Outreach
Bringing the Ocean to Society
10 Mar 2020
VLIZ develops robot to validate satellite measurements
Learn more about PANTHYR, the EurOcean's Member new robot system that autonomously monitors the sea.

Scientists use satellite data to gain better insight in algal blooms and sediment transport in coastal waters. Occasionally they have to check the accuracy of this data against measurements made at the spot - at the sea surface - and eventually correct for errors. Traditionally marine scientist undertake expeditions with a research vessel to measure the actual situation. Within the project Hypermaq, the (EurOcean Member) Flanders Marine Institute (VLIZ) developed an automated way of working and created the robot system PANTHYR. This robot is able to collect autonomously more data at sea than was ever possible. A follow-up project now aims at unrolling a network of these robots worldwide.

Satellites and their applications are common in our daily lives. Just think of the observations of weather and climate, GPS navigation, and watching TV over longer distances. Other types of satellites have applications in research. Some are equipped with hyperspectral sensors; devices that determine how much light from which wavelength the earth, the ocean and vegetation reflect. Next to measuring visible light, the sensors also measure near infrared and ultraviolet light (UV).

Scientists are thus able to observe the phytoplankton in seawater from space. These are single-celled algae and other small plant-like organisms that form the basis of the food web in the ocean. Phytoplankton has chlorophyll and other pigments that capture the incident light to conduct photosynthesis. The presence of these pigments in (sea) water changes the way in which the seawater reflects and absorbs sunlight. Measurements of different wavelengths of reflected light with allow scientists to determine the amounts of phytoplankton in the sea.
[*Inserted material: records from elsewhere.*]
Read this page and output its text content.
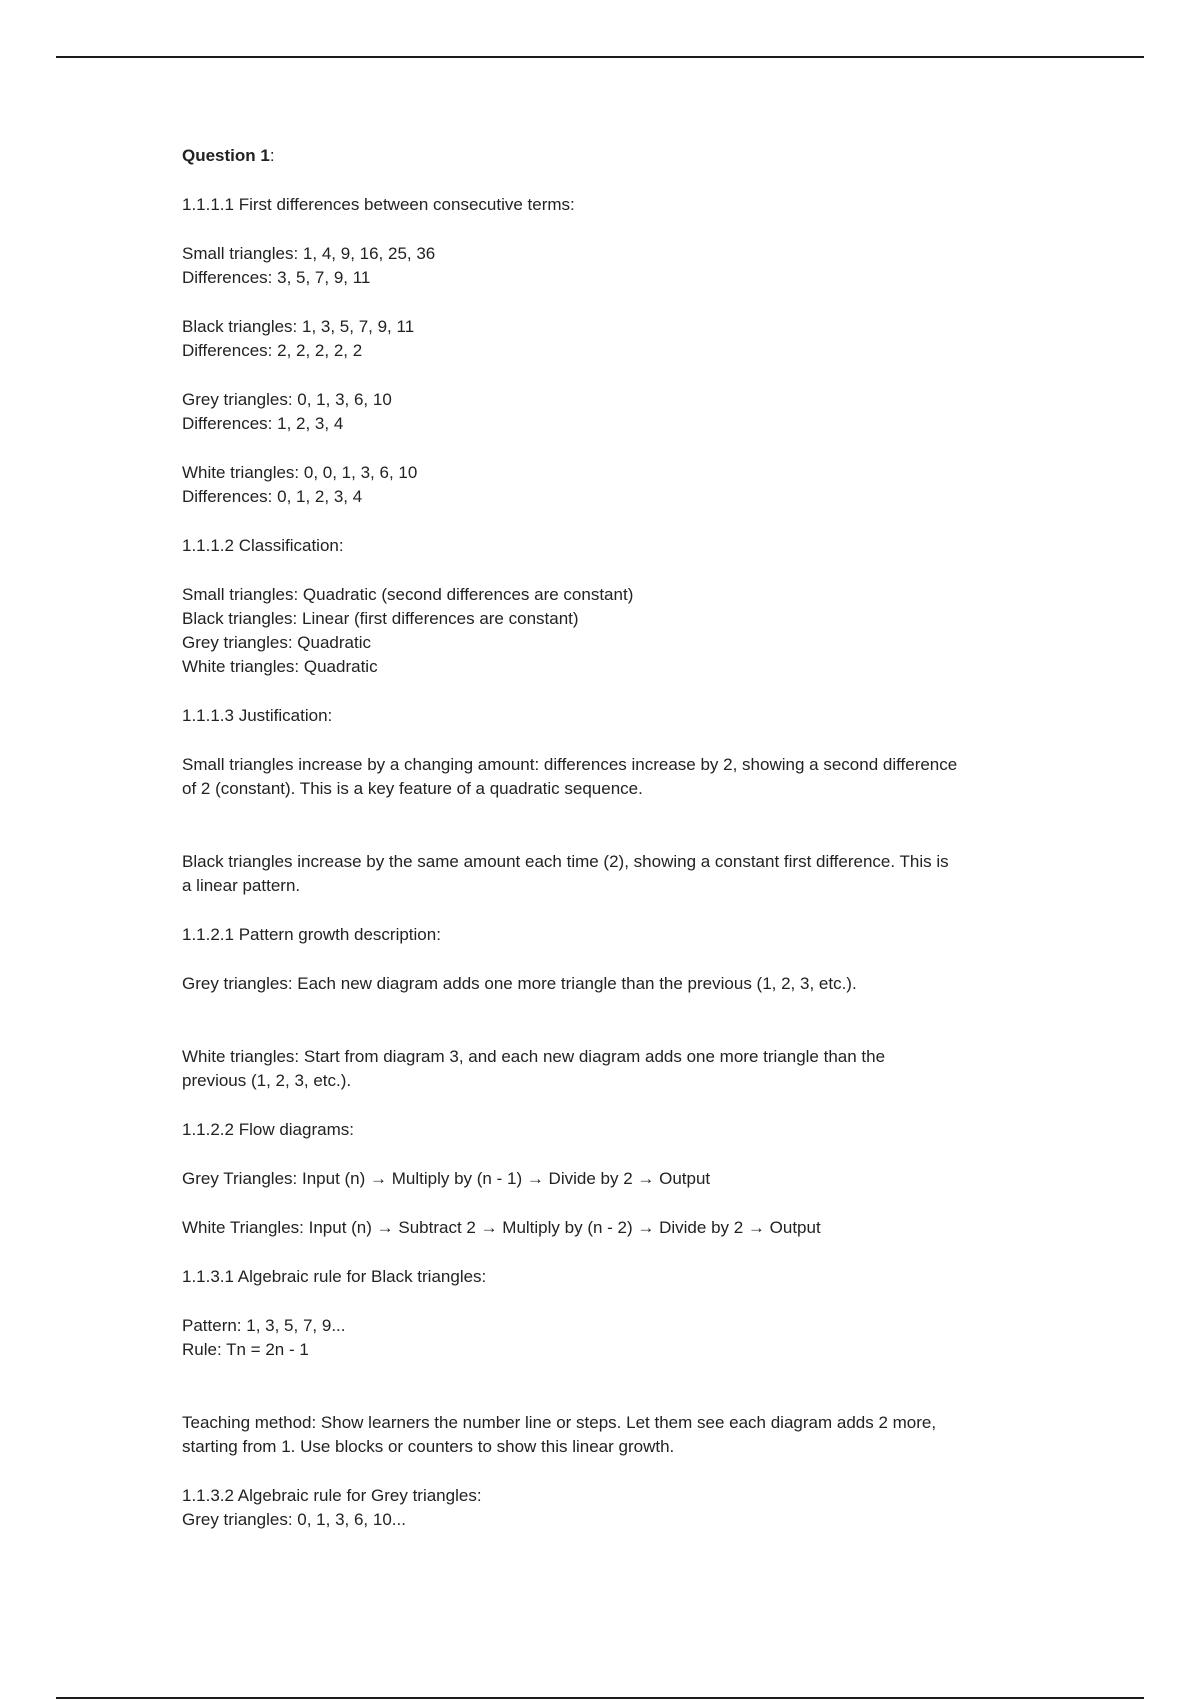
Question 1:
1.1.1.1 First differences between consecutive terms:
Small triangles: 1, 4, 9, 16, 25, 36
Differences: 3, 5, 7, 9, 11
Black triangles: 1, 3, 5, 7, 9, 11
Differences: 2, 2, 2, 2, 2
Grey triangles: 0, 1, 3, 6, 10
Differences: 1, 2, 3, 4
White triangles: 0, 0, 1, 3, 6, 10
Differences: 0, 1, 2, 3, 4
1.1.1.2 Classification:
Small triangles: Quadratic (second differences are constant)
Black triangles: Linear (first differences are constant)
Grey triangles: Quadratic
White triangles: Quadratic
1.1.1.3 Justification:
Small triangles increase by a changing amount: differences increase by 2, showing a second difference
of 2 (constant). This is a key feature of a quadratic sequence.
Black triangles increase by the same amount each time (2), showing a constant first difference. This is
a linear pattern.
1.1.2.1 Pattern growth description:
Grey triangles: Each new diagram adds one more triangle than the previous (1, 2, 3, etc.).
White triangles: Start from diagram 3, and each new diagram adds one more triangle than the
previous (1, 2, 3, etc.).
1.1.2.2 Flow diagrams:
Grey Triangles: Input (n) → Multiply by (n - 1) → Divide by 2 → Output
White Triangles: Input (n) → Subtract 2 → Multiply by (n - 2) → Divide by 2 → Output
1.1.3.1 Algebraic rule for Black triangles:
Pattern: 1, 3, 5, 7, 9...
Rule: Tn = 2n - 1
Teaching method: Show learners the number line or steps. Let them see each diagram adds 2 more,
starting from 1. Use blocks or counters to show this linear growth.
1.1.3.2 Algebraic rule for Grey triangles:
Grey triangles: 0, 1, 3, 6, 10...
The hyperspectral measurements made by satellites have to be checked occasionally by the same type of measurements at sea level. For this purpose, VLIZ designed and developed the robot system PANTHYR that can perform these light measurements automatically at a fixed location at sea. The robot first calculates the position of the sun and then positions its sensors in the right direction and at the right height. Once in position, the robot performs a hyperspectral light measurement and takes photos to be able to check the collected data for deviations (due to clouds, birds flying past, etc.).

The first prototype of the robot system was created in 2018 and received the working title ‘James’. James underwent a number of successful field tests on ‘Acqua Alta’ - a measuring platform 20 kilometers off the coast of Venice - where the system is now permanently installed. Today, two years after the first prototype, VLIZ presents the final robot system.

With the help of PANTHYR, scientists are now able to collect more data for our coast and worldwide than ever before. In the near future, the Royal Belgian Institute of Natural Sciences (RBINS) will unroll a network of the robot system developed by VLIZ in the framework of the recently launched project ‘Waterhypernet’. With the collected data, space organizations such as ESA and NASA will be able to better validate their satellites.

VLIZ developed the robot ‘PANTHYR’ (Pan-and-Tilt Hyperspectral Radiometer System) within the Hypermaq project (Hyperspectral and multi-mission high resolution optical remote sensing or aquatic environments). The project is a collaboration between the Royal Belgian Institute of Natural Sciences (RBINS), UPMC, UGent, VLIZ, IAFE and SKLEC, and was funded by the Federal Science Policy (BELSPO) within the framework of the STEREO III program (SR/00/335). Over the next two years, VLIZ technicians will further adjust PANTHYR and provide additional applications within the follow-up project Aqualooks.